The study of internet addiction, the subject of his own latest research, is a field full of poor practice and high stakes, he says. “There are a number of ‘gaming addiction’ clinics in China, where parents pay thousands of pounds a month to cure their kids’ addiction, and sometimes the kids actually die,” he says.
“And it’s all based on very low-quality research done in the West. One study says 46% of young people are addicted to the internet; another says 5%. This is our attempt to bring this kind of rigour to a controversial topic.” His own research suggests that just 1% of users suffer from something characterisable as “addiction”, and that this problem has fewer health effects than, for instance, the much more prevalent gambling addiction.
By preregistering results, any changes to your outcomes or your hypotheses are obvious, says Chambers. “It’s not designed to stop you changing your hypothesis or your analysis," he says. "You might have a very good reason for doing so. But unless you’re transparent about why it changed, it’s bad science.”
"We don’t just see the most perfect result, but also the others that aren’t as perfect."
Registered Reports encourages journals to promise to publish research if its hypothesis and methods are preregistered and peer-reviewed, to avoid the incentive to sex up results when they come in.
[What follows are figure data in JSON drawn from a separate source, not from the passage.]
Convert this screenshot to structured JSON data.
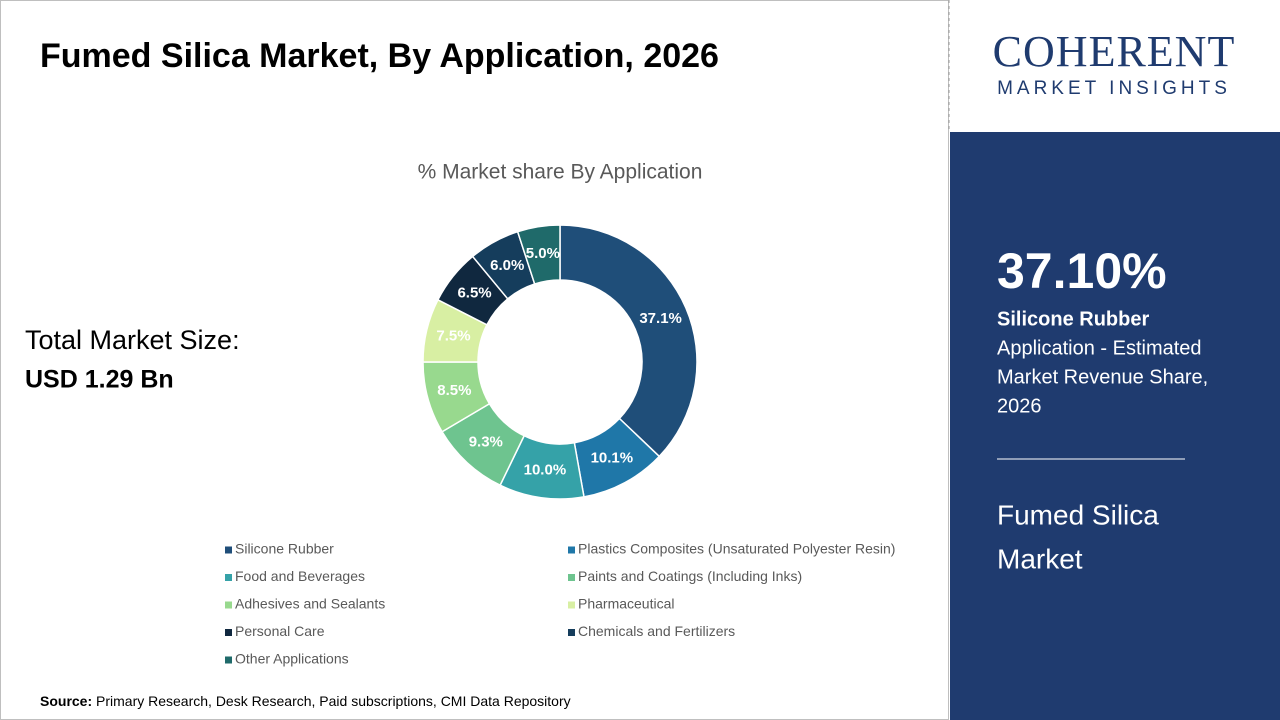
{
  "chart_data": {
    "type": "donut",
    "title": "% Market share By Application",
    "categories": [
      "Silicone Rubber",
      "Plastics Composites (Unsaturated Polyester Resin)",
      "Food and Beverages",
      "Paints and Coatings (Including Inks)",
      "Adhesives and Sealants",
      "Pharmaceutical",
      "Personal Care",
      "Chemicals and Fertilizers",
      "Other Applications"
    ],
    "values": [
      37.1,
      10.1,
      10.0,
      9.3,
      8.5,
      7.5,
      6.5,
      6.0,
      5.0
    ],
    "value_labels": [
      "37.1%",
      "10.1%",
      "10.0%",
      "9.3%",
      "8.5%",
      "7.5%",
      "6.5%",
      "6.0%",
      "5.0%"
    ],
    "colors": [
      "#1f4e79",
      "#1f77a8",
      "#35a2a8",
      "#6ec48f",
      "#98d98e",
      "#d8efa3",
      "#10283f",
      "#153d5c",
      "#1f6a6a"
    ]
  },
  "header": {
    "title": "Fumed Silica Market, By Application, 2026"
  },
  "market_size": {
    "label": "Total Market Size:",
    "value": "USD 1.29 Bn"
  },
  "source": {
    "label": "Source:",
    "text": "Primary Research, Desk Research, Paid subscriptions, CMI Data Repository"
  },
  "logo": {
    "name": "COHERENT",
    "tagline": "MARKET INSIGHTS"
  },
  "sidebar": {
    "highlight": "37.10%",
    "segment": "Silicone Rubber",
    "description": [
      "Application - Estimated",
      "Market Revenue Share,",
      "2026"
    ],
    "market": [
      "Fumed Silica",
      "Market"
    ]
  }
}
A total of 28 journals, including Cortex and Experimental Psychology, have signed up to it, and the Centre for Open Science is offering cash prizes to researchers who publish preregistered trials.. And a study this year found that preregistered trials are much less likely to show positive results.
Journal editors are increasingly looking for studies to be preregistered as a way of guaranteeing their quality, says Simine Vazire, an associate professor of psychology at the University of California, Davis, who holds editorial positions on various journals. “Researchers can make the case for making changes – dropping outlying results, or changing the statistics you look at,” she says. “But without preregistering, you don’t know if that was the case all along.
“Preregistering requires authors to be transparent, so we don’t just see the most beautiful, perfect result, but also the other results that aren’t as beautiful and perfect.”
More should be done to encourage preregistration, she says. “We should make it a major factor in our editorial decisions. If a trial is preregistered, it should have much more weight than if it isn’t."
All this has real-world consequences, according to Chambers and Przybylski. “We know from our own work that preregistration prevents mistakes,” says Chambers. “We did a brain imaging study that took over a year, with a detailed preregistration.
“When we started analysing the data, a student came and said she’d found something really interesting, something that made sense, considering previous literature. So we assumed we’d preregistered it – but it turned out we hadn’t.
“If we hadn’t preregistered, we’d have assumed we predicted it, and written a paper saying we predicted it. So without any conscious act of fraud, we’d have undermined the scientific process – we’d have fallen to bias. But now the reader knows it’s a post hoc finding.”
Simine Vazire is an associate professor at the University of California, Davis. An earlier version of this piece misstated the university at which she works.